At the beginning of a school year, his shoes were in rough shape. He needed new ones, but he didn’t have enough money. He tried to borrow, first from us and then from his brother and sisters, but we put a stop to that. Then he tried playing on our sympathy: “What are people going to think of me?” When that didn’t bring results, he worked on our pride: “What are people going to think of you?”
We were tough. He wore ragged shoes until he could afford some cheap new ones. The shoes began to look old and ragged long before their time, but he wore them until he saved enough to buy a good pair. He never made that mistake again. Because we did not remove the consequences of his actions by giving or loaning him money, he learned not only to save money for the future but to buy quality merchandise.

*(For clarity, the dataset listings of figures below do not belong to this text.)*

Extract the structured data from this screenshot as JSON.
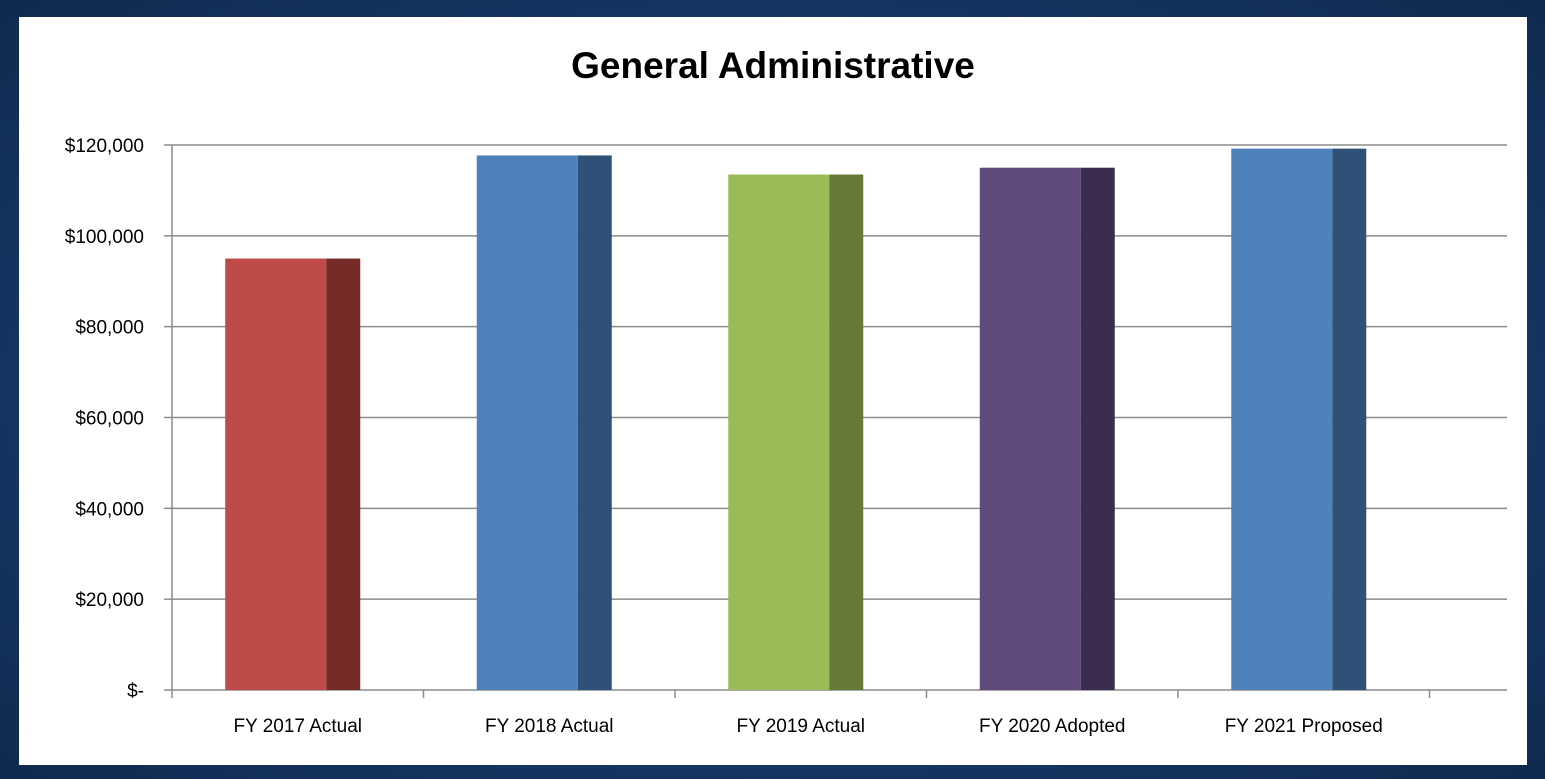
{
  "chart_data": {
    "type": "bar",
    "title": "General Administrative",
    "xlabel": "",
    "ylabel": "",
    "categories": [
      "FY 2017 Actual",
      "FY 2018 Actual",
      "FY 2019 Actual",
      "FY 2020 Adopted",
      "FY 2021 Proposed"
    ],
    "values": [
      95000,
      117700,
      113500,
      115000,
      119200
    ],
    "ylim": [
      0,
      120000
    ],
    "yticks": [
      0,
      20000,
      40000,
      60000,
      80000,
      100000,
      120000
    ],
    "ytick_labels": [
      "$-",
      "$20,000",
      "$40,000",
      "$60,000",
      "$80,000",
      "$100,000",
      "$120,000"
    ],
    "grid": true,
    "legend": "none",
    "colors": {
      "front": [
        "#be4b48",
        "#4f81bd",
        "#9bbb59",
        "#604a7b",
        "#4f81bd"
      ],
      "side": [
        "#772b29",
        "#2f5178",
        "#657a37",
        "#3b2d4d",
        "#2f5178"
      ]
    }
  }
}
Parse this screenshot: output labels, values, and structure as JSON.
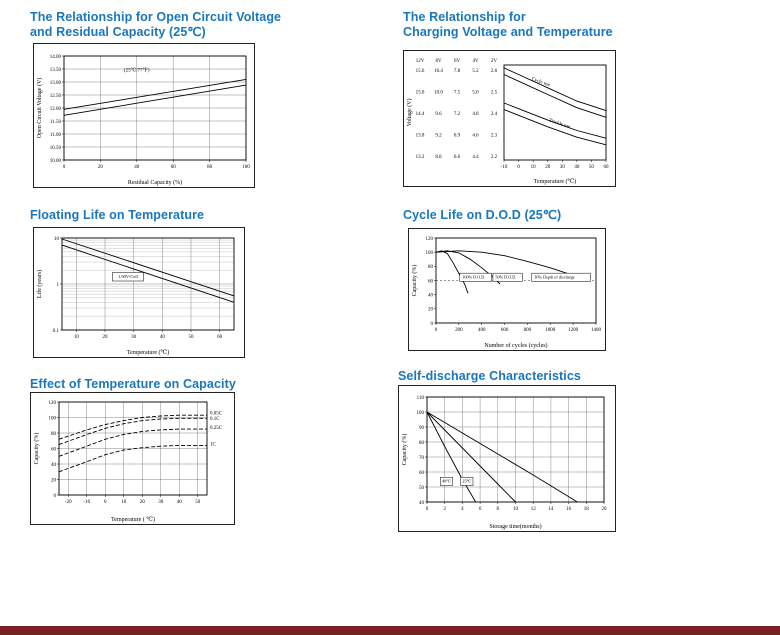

After a few months, some of our children began asking for advice about possible purchases. We found their greatest dilemma was trying to differentiate between a want and a need. We found some good suggestions in an Ensign article by Sally Hancock Seils. She suggests asking several questions: “What is the worst thing that will happen if I don’t buy it? What is the worst thing that will happen if I do buy it? Will I regret this purchase tomorrow?” (Aug. 1987, p. 55; emphasis added.) These are good questions for not only children but also adults to ask.
Realizing that we could not generate enough family income to meet all of our children’s needs and wants on our limited budget, we encouraged them to find part-time jobs outside our home. In this way, they have been able to pay their own car insurance, fund school trips and activities, and save for missions and higher education. They have also become more appreciative of what we do for them because they understand better the relationship between time, effort, and money.
As we have encouraged our children to pay their tithing, showing the younger ones how to figure out how much they should pay, we have had the joy of watching each one discover that when they pay their tithing, they are better able to make their money stretch to cover their needs.
We have also found it important to involve children in housework. Beverly Neuer Feldman notes that “when you let children accomplish small chores, you provide pure, unadulterated ego gratification: they feel capable and essential to the well-being of your family.” As they grow older, they gradually develop the self-discipline to complete “not-so-fun” jobs. This self-discipline also aids them as they work outside the home and as they manage their own finances. (See “Raising Money-Wise Kids,” Reader’s Digest, Nov. 1991, pp. 147–50.)
After several years of watching our children learn how to manage money, we have seen them develop self-discipline, the ability to differentiate between wants and needs, and the ability to recognize quality. I believe the more experience children have practicing these principles, the better equipped they will be to face the world as financially responsible adults.